Instauré après le dimanche noir du 24 novembre 1991 et plusieurs fois renouvelé depuis, le cordon sanitaire est une décision prise par l’ensemble des partis démocratiques belges. Le but est d’isoler le parti fasciste. « L’isolement du VB devrait conduire à une crise interne entre son aile dure et son aile réformiste », explique Eric Corijn, professeur à la VUB (Vrij Universiteit van Brussel) et à la KUL (Katholiek Universiteit van Leuven). Le hic, c’est que « la mise en place du cordon sanitaire comme arme stratégique contre la progression du Vlaams Belang a totalement échoué » selon M. Desmet. Eric Corijn ne voit pas les choses comme ça et nuance. « Le cordon n’a jamais été proposé comme « la » stratégie contre le Blok (aujourd’hui Belang). C’est une arme tactique qui sert à défendre la démocratie. Elle est efficace », estime-t-il. Efficace car « depuis 15 ans, le parti d’extrême droite ne s’est jamais hissé dans aucun exécutif, au contraire de ce qui c’est passé en France, en Italie, en Autriche ».
A droite toute ?
« Le débat sur le cordon en cache un autre. Ce qui est en jeu, c’est la droitisation du centre » – la droitisation de la Flandre – continue M. Corijn. Ce que craint le politologue flamand c’est qu’une partie de la droite démocratique, chrétienne et libérale, ne s’allient au Belang afin de concrétiser ses vues néolibérales. Au programme : réduction des coûts salariaux, et surtout limitation des transferts vers la Wallonie. « Je ne suis pas du tout d’accord avec cette analyse, rétorque Eric Donckier. Le VLD qui est le parti le plus à droite en Flandre – si l’on ne tient pas compte du Vlaams Belang, évidemment – a un programme beaucoup plus social qu’il y a dix ans ». Et d’ajouter que « la colonne vertébrale du CD&V, c’est l’ACV » (Algemeen Christelijk Vakverbond : la centrale syndicale chrétienne, NDLR) qu’on ne peut cataloguer de droite. Tout irait bien de ce côté-là, Madame la marquise.
La rupture ou le silence
Alors que près d’un Flamand sur deux n’émet pas d’objection à voir le Belang à la tête de sa commune, les partis démocratiques doivent-ils suivre la vox populi ? Au niveau communal, en tout cas, certaines sections locales du VLD et du CD&V ont dors et déjà annoncé qu’elles gouverneraient avec le Vlaams Belang après le 8 octobre. A l’exception de la France où prévaut le système majoritaire, « dans tous les autres pays, que ce soit l’Autriche ou les Pays-Bas, où les formations extrémistes sont entrées dans les coalitions, elles ont perdu aux élections suivantes, car elles n’ont pas pu réaliser ce qu’elles avaient promis ». Ce qui fait dire à l’éditorialiste limbourgeois qu’il faut mouiller le Belang en rompant le cordon. « D’un point de vue stratégie politique, le raisonnement tient évidemment la route, acquiesce M. Desmet. Mais, il n’y a pas que la stratégie en politique. Le cordon sanitaire a aussi été mis en place pour des raisons éthiques ». Et d’ajouter que ces « principes éthiques interdisent de cautionner une coalition avec ce parti ».
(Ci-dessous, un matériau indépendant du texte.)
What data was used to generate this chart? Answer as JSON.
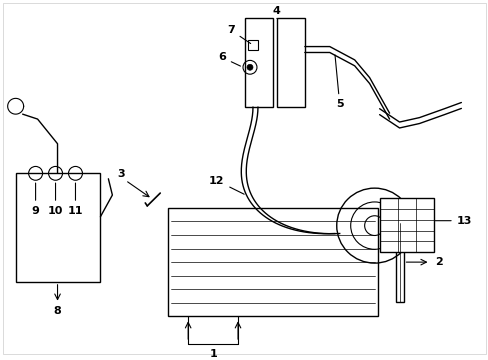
{
  "background_color": "#ffffff",
  "line_color": "#000000",
  "fig_width": 4.89,
  "fig_height": 3.6,
  "dpi": 100
}
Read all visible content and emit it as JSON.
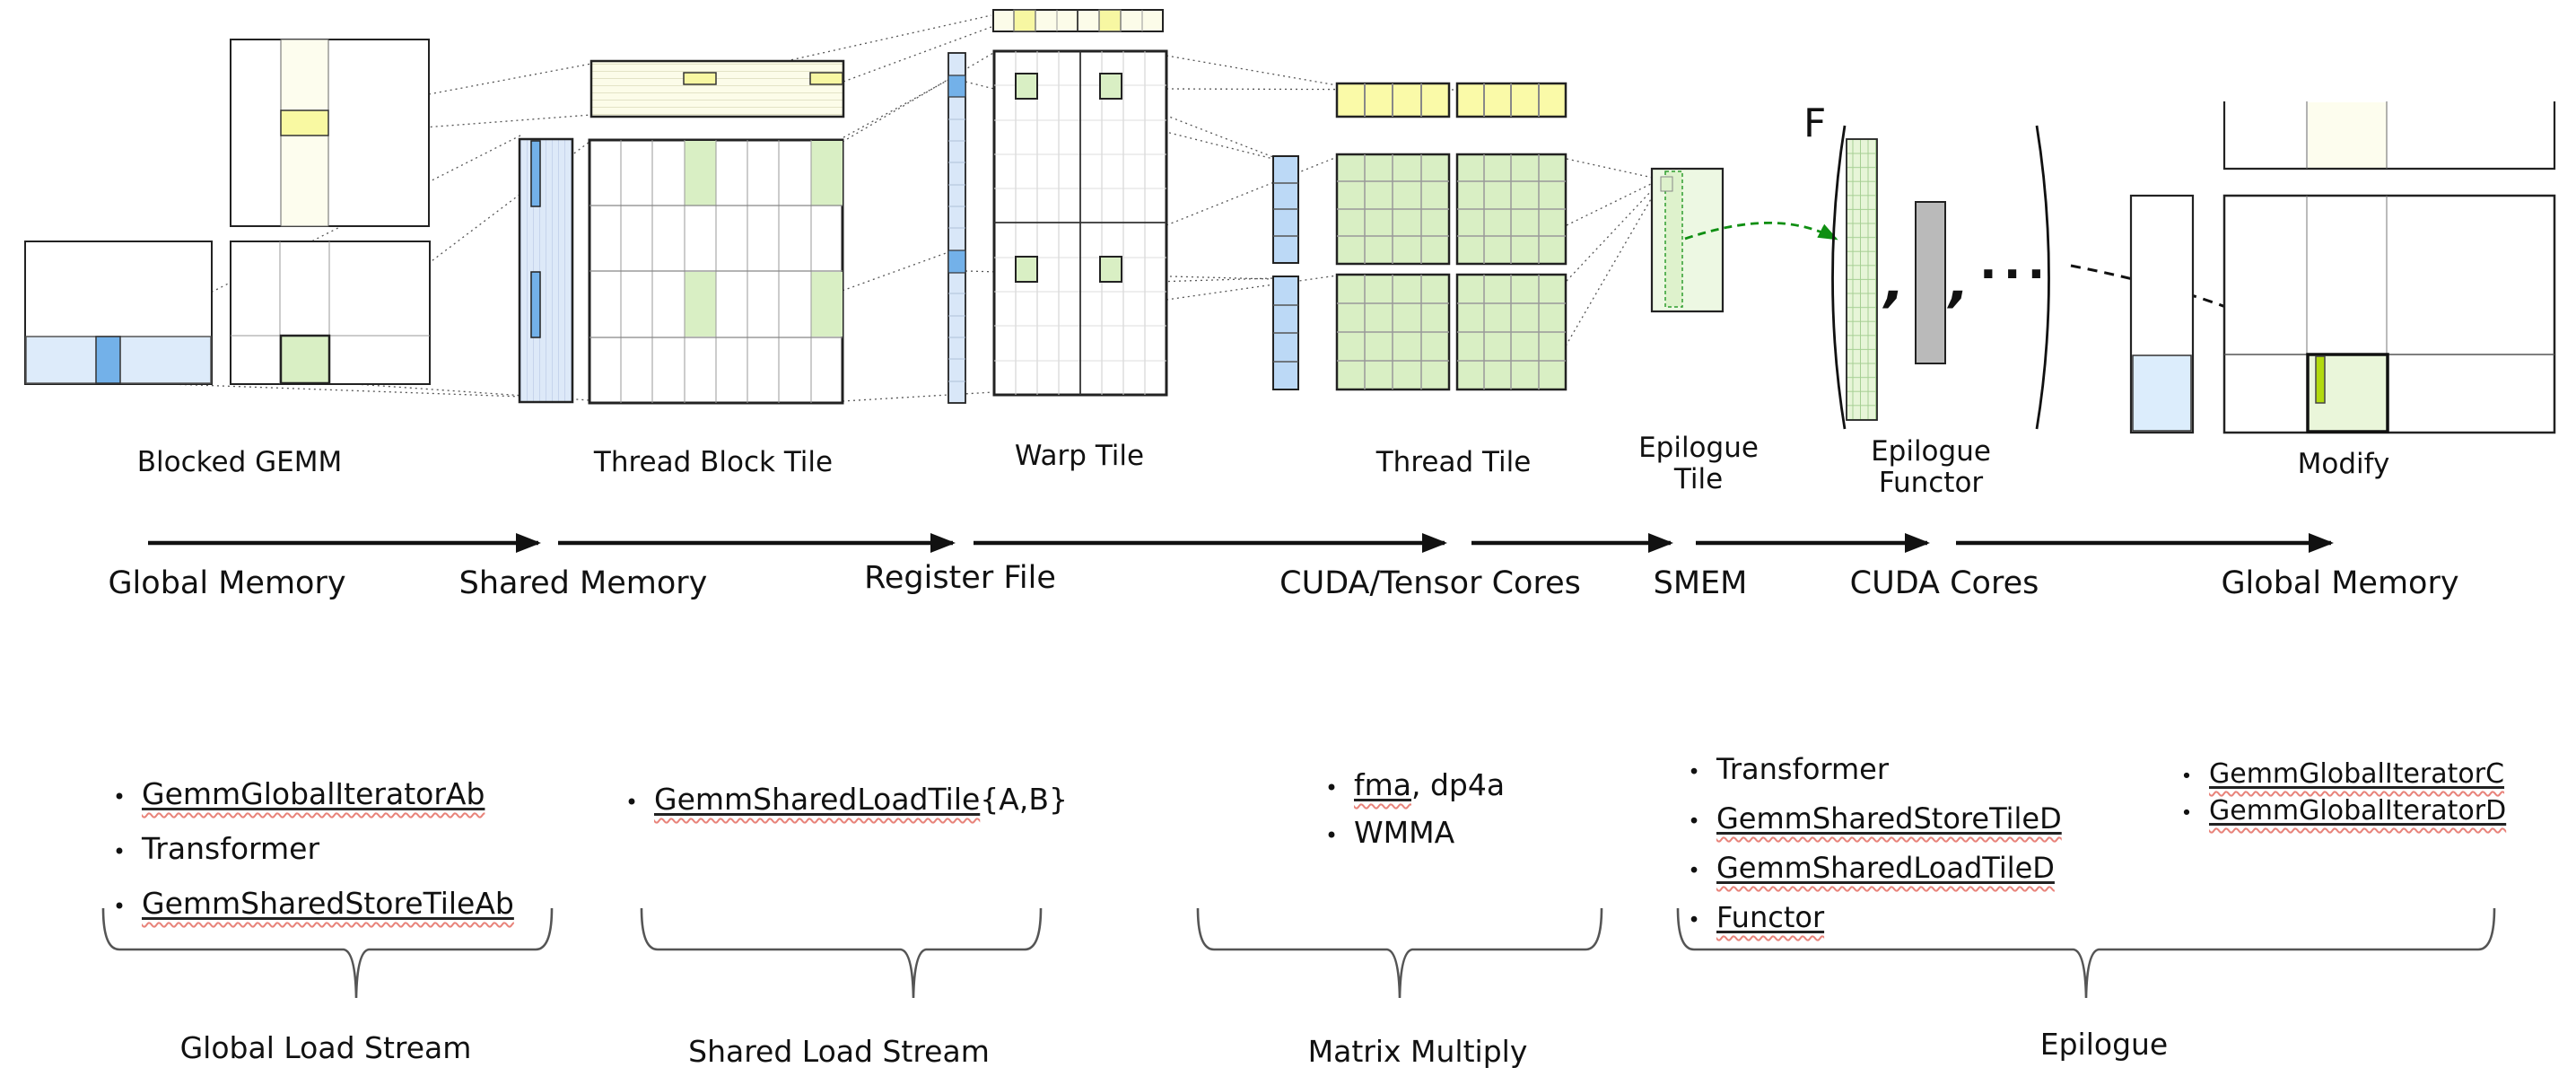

La solution du rédac-chef du Morgen : « se taire, ne plus s’exprimer sur le thème du cordon sanitaire. […] Je comprends mes collègues : le fait de savoir si le cordon sanitaire se brisera ou non est médiatiquement porteur. Mais, en accordant une attention disproportionnée au phénomène, nous sommes en train, tous, inconsciemment, de collaborer à la campagne du Blok ».